How The President’s Trade Tweets Made Fed Cuts A Self-Fulfilling Prophecy

Late last month, an academic study by Duke’s Francesco Bianchi and the London Business School’s Howard Kung and Thilo Kind, revealed what the trio described as “market-based evidence that President Trump influences expectations about monetary policy”.

Bianchi, Kung and Kind analyzed the president’s monetary policy tweets using a high-frequency event study and found that “the average effect of these tweets on the expected fed funds rate is strongly statistically significant and negative, with a cumulative effect of around negative 10 bps”.

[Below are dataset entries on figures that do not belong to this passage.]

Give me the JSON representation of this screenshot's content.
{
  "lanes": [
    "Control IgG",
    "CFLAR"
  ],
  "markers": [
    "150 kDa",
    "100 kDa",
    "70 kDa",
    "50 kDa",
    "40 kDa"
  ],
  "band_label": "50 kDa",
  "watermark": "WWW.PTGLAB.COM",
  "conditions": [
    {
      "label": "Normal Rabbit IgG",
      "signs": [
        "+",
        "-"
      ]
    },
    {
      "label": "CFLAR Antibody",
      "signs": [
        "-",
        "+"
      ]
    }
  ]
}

For the three PhDs, the results suggested Trump’s social media behavior “poses a significant threat to central bank independence”.

Read more: Trio Of Economists Find Evidence That Trump’s Twitter Account ‘Poses Significant Threat’

The study joined a growing body of sellside research commenting on the same phenomenon, including a straightforward bit of analysis from BofA’s Savita Subramanian and Jill Carey Hall, as well as JPMorgan’s widely-publicized “Volfefe Index“.

As we wrote two weeks ago, it could be that Trump’s influence on short-end rates markets comes about not so much by way of his Fed criticism, but rather because he often pairs that bombast with trade escalations designed to engineer uncertainty and thereby compel policymakers to adopt a more accommodative stance.

Well, Goldman is out with a new piece that seeks to quantify just that by looking not just at the president’s Fed criticism, but also at tweets that implicitly or explicitly threaten tariff escalations.

“For each set of tweets, we measure the impact on market expectations for Fed policy by looking at the change in one-year ahead fed funds futures prices from just before a tweet to 30 minutes after”, the bank writes, in a note dated Monday.

Next, they compare the windows around those tweets to “all other 30-minute intervals of market activity to see whether they see statistically bigger moves”.

After that, Goldman rolls up all of the fed funds futures activity following tweets for each category in order to assess the broader effect on expectations for monetary policy.

Ultimately, Goldman finds that trade tweets matter much more than direct Fed criticism.

For tweets that directly criticize US monetary policy, the bank notes that the distribution of market moves is fairly small, ranging from -2bp to +2bp. That, Goldman says, is “not statistically different from what one would expect in normal 30-minute intervals at the 5% level of significance”. Cumulatively, the move associated with all of the Fed-related tweets in Goldman’s sample is just -10bp.

On trade tweets, it’s a whole different ballgame.

“The market moves are much larger, statistically highly significant, and more clearly skewed to the downside, ranging from -14bp to +4bp”, Goldman says, adding that “cumulatively, the impact on market expectations for the funds rate is about -40bp when we include tweets indicating escalation of trade tensions and tweets indicating de-escalation, and about -60bp when we focus only on tweets indicating escalation”.

(Goldman)

In addition to being intuitive (as Goldman puts it, “there are clear channels through which tariff escalation can lead to a dimmer economic outlook”), this is just a validation of what many believe is part and parcel of Trump’s “strategy” around tariff escalations.

Over the summer, it became fairly obvious that the president was wielding the tariff gun not just to generate leverage in negotiations with America’s trade partners abroad, but in fact to engineer rate cuts at home by creating so much uncertainty that the Fed feels compelled to act.

Remember, this works two ways. The straightforward transmission channel simply involves the Fed responding to the perception of heightened trade tensions and the assumption that those tensions will manifest themselves in adverse economic outcomes.

But the reason trade threats are such an efficient tool for Trump when it comes to forcing easier monetary policy is precisely because of the outsized impact those threats have on market pricing. The more cuts the market prices in, the more dangerous it is for the Fed to disappoint those expectations, as wrong-footing the market risks bringing about an acute tightening of financial conditions.

That, folks, is how Trump managed to make Fed cuts a self-fulfilling prophecy.